By Infertile Myrtle on Jun 27, 2014

I started my Trying To Conceive (TTC) journey right after my wedding in December 2013. My  husband, let’s call him T, and I decided that we wanted to try right away as we had been together for 7 years and we weren’t spring chickens at 33 and 39.  So we went on our amazing Disney honeymoon thinking how awesome it would be to conceive then. A honeymoon baby! How amazing that would have been!  But, sadly, tests kept coming back negative so after 4 months, I went to see my Obstetrician.  I came armed with Basal Body Temperature (BBT) charts that proved I was indeed ovulating. I also noted my irregular cycles and the days I ovulated.  She remarked that she wished all her patients came so prepared.   I was afraid she would tell me that we just haven’t been trying long enough so we should just keep trying, but to my relief she decided to be aggressive and ordered Cycle Day 3 blood work and a Hysterosalpingogram (HSG) for me and a semen analysis for T. She said my test is to see if my fallopian tubes are clear.  If they are, she would put me on Clomid to get me to produce better quality eggs.  If they are blocked then medication would have been just a waste.

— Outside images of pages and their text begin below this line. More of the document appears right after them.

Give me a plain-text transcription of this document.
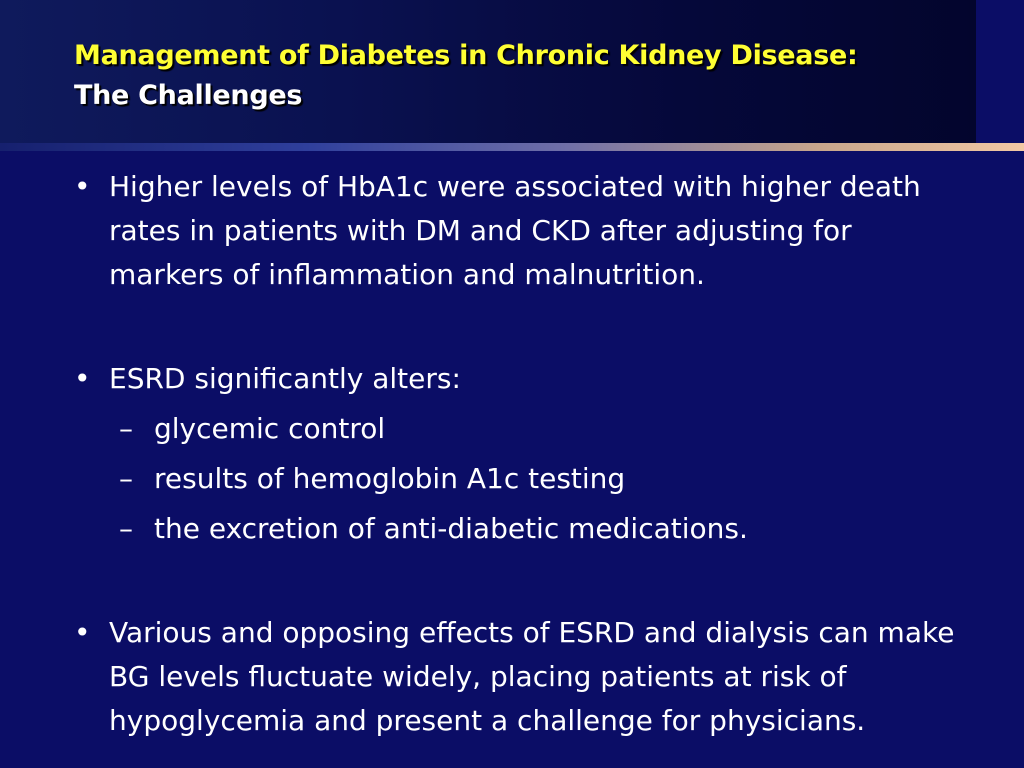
Management of Diabetes in Chronic Kidney Disease:
The Challenges

• Higher levels of HbA1c were associated with higher death rates in patients with DM and CKD after adjusting for markers of inflammation and malnutrition.

• ESRD significantly alters:

– glycemic control

– results of hemoglobin A1c testing

– the excretion of anti-diabetic medications.

• Various and opposing effects of ESRD and dialysis can make BG levels fluctuate widely, placing patients at risk of hypoglycemia and present a challenge for physicians.
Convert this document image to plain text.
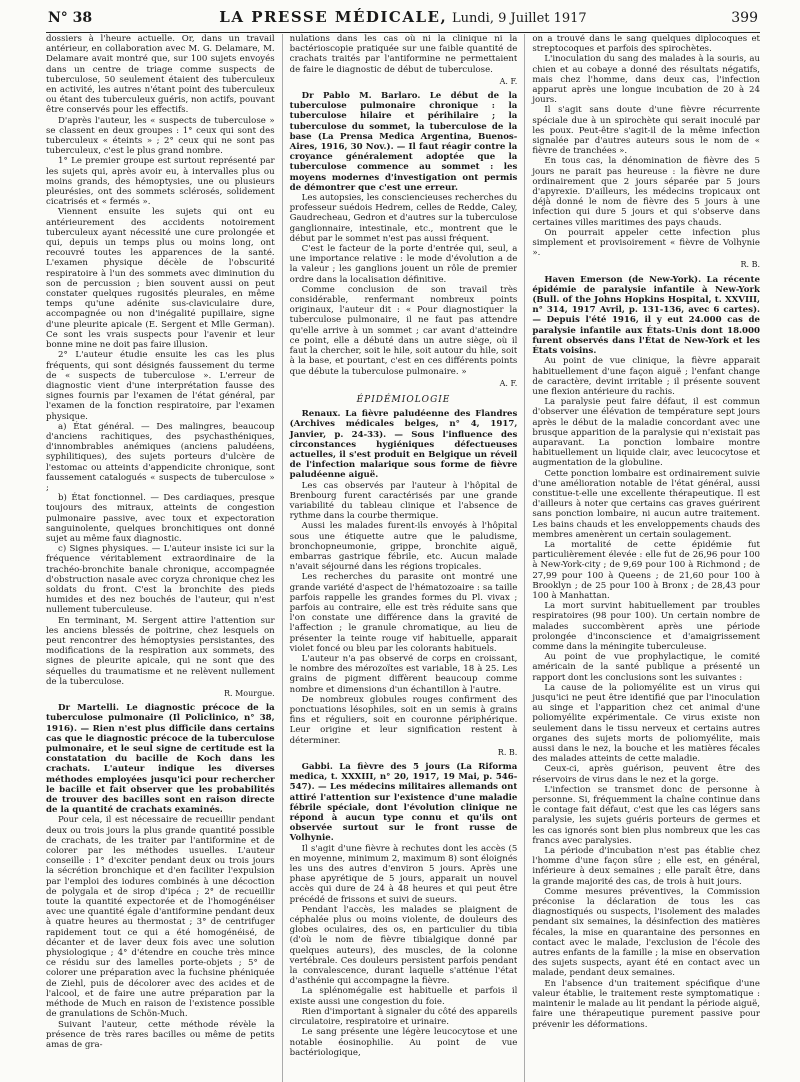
N° 38	LA PRESSE MÉDICALE, Lundi, 9 Juillet 1917	399

dossiers à l'heure actuelle. Or, dans un travail antérieur, en collaboration avec M. G. Delamare, M. Delamare avait montré que, sur 100 sujets envoyés dans un centre de triage comme suspects de tuberculose, 50 seulement étaient des tuberculeux en activité, les autres n'étant point des tuberculeux ou étant des tuberculeux guéris, non actifs, pouvant être conservés pour les effectifs.

D'après l'auteur, les « suspects de tuberculose » se classent en deux groupes : 1° ceux qui sont des tuberculeux « éteints » ; 2° ceux qui ne sont pas tuberculeux, c'est le plus grand nombre.

1° Le premier groupe est surtout représenté par les sujets qui, après avoir eu, à intervalles plus ou moins grands, des hémoptysies, une ou plusieurs pleurésies, ont des sommets sclérosés, solidement cicatrisés et « fermés ».

Viennent ensuite les sujets qui ont eu antérieurement des accidents notoirement tuberculeux ayant nécessité une cure prolongée et qui, depuis un temps plus ou moins long, ont recouvré toutes les apparences de la santé. L'examen physique décèle de l'obscurité respiratoire à l'un des sommets avec diminution du son de percussion ; bien souvent aussi on peut constater quelques rugosités pleurales, en même temps qu'une adénite sus-claviculaire dure, accompagnée ou non d'inégalité pupillaire, signe d'une pleurite apicale (E. Sergent et Mlle German). Ce sont les vrais suspects pour l'avenir et leur bonne mine ne doit pas faire illusion.

2° L'auteur étudie ensuite les cas les plus fréquents, qui sont désignés faussement du terme de « suspects de tuberculose ». L'erreur de diagnostic vient d'une interprétation fausse des signes fournis par l'examen de l'état général, par l'examen de la fonction respiratoire, par l'examen physique.

a) État général. — Des malingres, beaucoup d'anciens rachitiques, des psychasthéniques, d'innombrables anémiques (anciens paludéens, syphilitiques), des sujets porteurs d'ulcère de l'estomac ou atteints d'appendicite chronique, sont faussement catalogués « suspects de tuberculose » ;

b) État fonctionnel. — Des cardiaques, presque toujours des mitraux, atteints de congestion pulmonaire passive, avec toux et expectoration sanguinolente, quelques bronchitiques ont donné sujet au même faux diagnostic.

c) Signes physiques. — L'auteur insiste ici sur la fréquence véritablement extraordinaire de la trachéo-bronchite banale chronique, accompagnée d'obstruction nasale avec coryza chronique chez les soldats du front. C'est la bronchite des pieds humides et des nez bouchés de l'auteur, qui n'est nullement tuberculeuse.

En terminant, M. Sergent attire l'attention sur les anciens blessés de poitrine, chez lesquels on peut rencontrer des hémoptysies persistantes, des modifications de la respiration aux sommets, des signes de pleurite apicale, qui ne sont que des séquelles du traumatisme et ne relèvent nullement de la tuberculose.

R. Mourgue.

Dr Martelli. Le diagnostic précoce de la tuberculose pulmonaire (Il Policlinico, n° 38, 1916). — Rien n'est plus difficile dans certains cas que le diagnostic précoce de la tuberculose pulmonaire, et le seul signe de certitude est la constatation du bacille de Koch dans les crachats. L'auteur indique les diverses méthodes employées jusqu'ici pour rechercher le bacille et fait observer que les probabilités de trouver des bacilles sont en raison directe de la quantité de crachats examinés.

Pour cela, il est nécessaire de recueillir pendant deux ou trois jours la plus grande quantité possible de crachats, de les traiter par l'antiformine et de colorer par les méthodes usuelles. L'auteur conseille : 1° d'exciter pendant deux ou trois jours la sécrétion bronchique et d'en faciliter l'expulsion par l'emploi des iodures combinés à une décoction de polygala et de sirop d'ipéca ; 2° de recueillir toute la quantité expectorée et de l'homogénéiser avec une quantité égale d'antiformine pendant deux à quatre heures au thermostat ; 3° de centrifuger rapidement tout ce qui a été homogénéisé, de décanter et de laver deux fois avec une solution physiologique ; 4° d'étendre en couche très mince ce résidu sur des lamelles porte-objets ; 5° de colorer une préparation avec la fuchsine phéniquée de Ziehl, puis de décolorer avec des acides et de l'alcool, et de faire une autre préparation par la méthode de Much en raison de l'existence possible de granulations de Schön-Much.

Suivant l'auteur, cette méthode révèle la présence de très rares bacilles ou même de petits amas de gra-

nulations dans les cas où ni la clinique ni la bactérioscopie pratiquée sur une faible quantité de crachats traités par l'antiformine ne permettaient de faire le diagnostic de début de tuberculose.

A. F.

Dr Pablo M. Barlaro. Le début de la tuberculose pulmonaire chronique : la tuberculose hilaire et périhilaire ; la tuberculose du sommet, la tuberculose de la base (La Prensa Medica Argentina, Buenos-Aires, 1916, 30 Nov.). — Il faut réagir contre la croyance généralement adoptée que la tuberculose commence au sommet : les moyens modernes d'investigation ont permis de démontrer que c'est une erreur.

Les autopsies, les consciencieuses recherches du professeur suédois Hedrem, celles de Redde, Caley, Gaudrecheau, Gedron et d'autres sur la tuberculose ganglionnaire, intestinale, etc., montrent que le début par le sommet n'est pas aussi fréquent.

C'est le facteur de la porte d'entrée qui, seul, a une importance relative : le mode d'évolution a de la valeur ; les ganglions jouent un rôle de premier ordre dans la localisation définitive.

Comme conclusion de son travail très considérable, renfermant nombreux points originaux, l'auteur dit : « Pour diagnostiquer la tuberculose pulmonaire, il ne faut pas attendre qu'elle arrive à un sommet ; car avant d'atteindre ce point, elle a débuté dans un autre siège, où il faut la chercher, soit le hile, soit autour du hile, soit à la base, et pourtant, c'est en ces différents points que débute la tuberculose pulmonaire. »

A. F.

ÉPIDÉMIOLOGIE

Renaux. La fièvre paludéenne des Flandres (Archives médicales belges, n° 4, 1917, Janvier, p. 24-33). — Sous l'influence des circonstances hygiéniques défectueuses actuelles, il s'est produit en Belgique un réveil de l'infection malarique sous forme de fièvre paludéenne aiguë.

Les cas observés par l'auteur à l'hôpital de Brenbourg furent caractérisés par une grande variabilité du tableau clinique et l'absence de rythme dans la courbe thermique.

Aussi les malades furent-ils envoyés à l'hôpital sous une étiquette autre que le paludisme, bronchopneumonie, grippe, bronchite aiguë, embarras gastrique fébrile, etc. Aucun malade n'avait séjourné dans les régions tropicales.

Les recherches du parasite ont montré une grande variété d'aspect de l'hématozoaire : sa taille parfois rappelle les grandes formes du Pl. vivax ; parfois au contraire, elle est très réduite sans que l'on constate une différence dans la gravité de l'affection ; le granule chromatique, au lieu de présenter la teinte rouge vif habituelle, apparait violet foncé ou bleu par les colorants habituels.

L'auteur n'a pas observé de corps en croissant, le nombre des mérozoïtes est variable, 18 à 25. Les grains de pigment diffèrent beaucoup comme nombre et dimensions d'un échantillon à l'autre.

De nombreux globules rouges confirment des ponctuations lésophiles, soit en un semis à grains fins et réguliers, soit en couronne périphérique. Leur origine et leur signification restent à déterminer.

R. B.

Gabbi. La fièvre des 5 jours (La Riforma medica, t. XXXIII, n° 20, 1917, 19 Mai, p. 546-547). — Les médecins militaires allemands ont attiré l'attention sur l'existence d'une maladie fébrile spéciale, dont l'évolution clinique ne répond à aucun type connu et qu'ils ont observée surtout sur le front russe de Volhynie.

Il s'agit d'une fièvre à rechutes dont les accès (5 en moyenne, minimum 2, maximum 8) sont éloignés les uns des autres d'environ 5 jours. Après une phase apyrétique de 5 jours, apparait un nouvel accès qui dure de 24 à 48 heures et qui peut être précédé de frissons et suivi de sueurs.

Pendant l'accès, les malades se plaignent de céphalée plus ou moins violente, de douleurs des globes oculaires, des os, en particulier du tibia (d'où le nom de fièvre tibialgique donné par quelques auteurs), des muscles, de la colonne vertébrale. Ces douleurs persistent parfois pendant la convalescence, durant laquelle s'atténue l'état d'asthénie qui accompagne la fièvre.

La splénomégalie est habituelle et parfois il existe aussi une congestion du foie.

Rien d'important à signaler du côté des appareils circulatoire, respiratoire et urinaire.

Le sang présente une légère leucocytose et une notable éosinophilie. Au point de vue bactériologique,

on a trouvé dans le sang quelques diplocoques et streptocoques et parfois des spirochètes.

L'inoculation du sang des malades à la souris, au chien et au cobaye a donné des résultats négatifs, mais chez l'homme, dans deux cas, l'infection apparut après une longue incubation de 20 à 24 jours.

Il s'agit sans doute d'une fièvre récurrente spéciale due à un spirochète qui serait inoculé par les poux. Peut-être s'agit-il de la même infection signalée par d'autres auteurs sous le nom de « fièvre de tranchées ».

En tous cas, la dénomination de fièvre des 5 jours ne parait pas heureuse : la fièvre ne dure ordinairement que 2 jours séparée par 5 jours d'apyrexie. D'ailleurs, les médecins tropicaux ont déjà donné le nom de fièvre des 5 jours à une infection qui dure 5 jours et qui s'observe dans certaines villes maritimes des pays chauds.

On pourrait appeler cette infection plus simplement et provisoirement « fièvre de Volhynie ».

R. B.

Haven Emerson (de New-York). La récente épidémie de paralysie infantile à New-York (Bull. of the Johns Hopkins Hospital, t. XXVIII, n° 314, 1917 Avril, p. 131-136, avec 6 cartes). — Depuis l'été 1916, il y eut 24.000 cas de paralysie infantile aux États-Unis dont 18.000 furent observés dans l'État de New-York et les États voisins.

Au point de vue clinique, la fièvre apparait habituellement d'une façon aiguë ; l'enfant change de caractère, devint irritable ; il présente souvent une flexion antérieure du rachis.

La paralysie peut faire défaut, il est commun d'observer une élévation de température sept jours après le début de la maladie concordant avec une brusque apparition de la paralysie qui n'existait pas auparavant. La ponction lombaire montre habituellement un liquide clair, avec leucocytose et augmentation de la globuline.

Cette ponction lombaire est ordinairement suivie d'une amélioration notable de l'état général, aussi constitue-t-elle une excellente thérapeutique. Il est d'ailleurs à noter que certains cas graves guérirent sans ponction lombaire, ni aucun autre traitement. Les bains chauds et les enveloppements chauds des membres amenèrent un certain soulagement.

La mortalité de cette épidémie fut particulièrement élevée : elle fut de 26,96 pour 100 à New-York-city ; de 9,69 pour 100 à Richmond ; de 27,99 pour 100 à Queens ; de 21,60 pour 100 à Brooklyn ; de 25 pour 100 à Bronx ; de 28,43 pour 100 à Manhattan.

La mort survint habituellement par troubles respiratoires (98 pour 100). Un certain nombre de malades succombèrent après une période prolongée d'inconscience et d'amaigrissement comme dans la méningite tuberculeuse.

Au point de vue prophylactique, le comité américain de la santé publique a présenté un rapport dont les conclusions sont les suivantes :

La cause de la poliomyélite est un virus qui jusqu'ici ne peut être identifié que par l'inoculation au singe et l'apparition chez cet animal d'une poliomyélite expérimentale. Ce virus existe non seulement dans le tissu nerveux et certains autres organes des sujets morts de poliomyélite, mais aussi dans le nez, la bouche et les matières fécales des malades atteints de cette maladie.

Ceux-ci, après guérison, peuvent être des réservoirs de virus dans le nez et la gorge.

L'infection se transmet donc de personne à personne. Si, fréquemment la chaîne continue dans le contage fait défaut, c'est que les cas légers sans paralysie, les sujets guéris porteurs de germes et les cas ignorés sont bien plus nombreux que les cas francs avec paralysies.

La période d'incubation n'est pas établie chez l'homme d'une façon sûre ; elle est, en général, inférieure à deux semaines ; elle paraît être, dans la grande majorité des cas, de trois à huit jours.

Comme mesures préventives, la Commission préconise la déclaration de tous les cas diagnostiqués ou suspects, l'isolement des malades pendant six semaines, la désinfection des matières fécales, la mise en quarantaine des personnes en contact avec le malade, l'exclusion de l'école des autres enfants de la famille ; la mise en observation des sujets suspects, ayant été en contact avec un malade, pendant deux semaines.

En l'absence d'un traitement spécifique d'une valeur établie, le traitement reste symptomatique : maintenir le malade au lit pendant la période aiguë, faire une thérapeutique purement passive pour prévenir les déformations.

The day of my HSG test, I took the day off work and so did T so he could drive me to the radiology lab.  I was so glad he came with me as I was pretty nervous because I’ve read that the procedure can be pretty painful for women with blocked tubes.  I hoped that I would be one of those women who only feel mildly uncomfortable. I wasn’t so lucky. That pain was the worst I’ve ever felt in my life! The doctor shot up the contrast liquid through my cervix and it was supposed to harmlessly spill out near my ovaries to indicate that the tubes were free and clear. The X-rays showed that mine were completely blocked so the liquid only made them dilate like long thin balloons with sausage-like ends.  To me, it felt like they were going to burst! I was near tears and the lab assistant tried her best to comfort me. The diagnosis was bilateral tubal occlusion with bilateral hydrosalpinx.  Both tubes are blocked with liquid that could be fatal to embryos.  Not everyone has to take meds after an HSG but my Ob prescribed a cocktail of strong antibiotics to be taken for two weeks because the procedure had a high likelihood of giving me an infection.  She then referred me to an infertility doctor as there was nothing else she can do for me at that point. 

If we hoped to conceive, we would need IVF but the tubes need to be removed or cut first. What??? How does that happen? Most couples try for months, even years and if it doesn’t work, they might go on to trying Intra-uterine Insemination (IUI) before going to IVF. We get to bypass all the steps? What crappy lottery did we just win?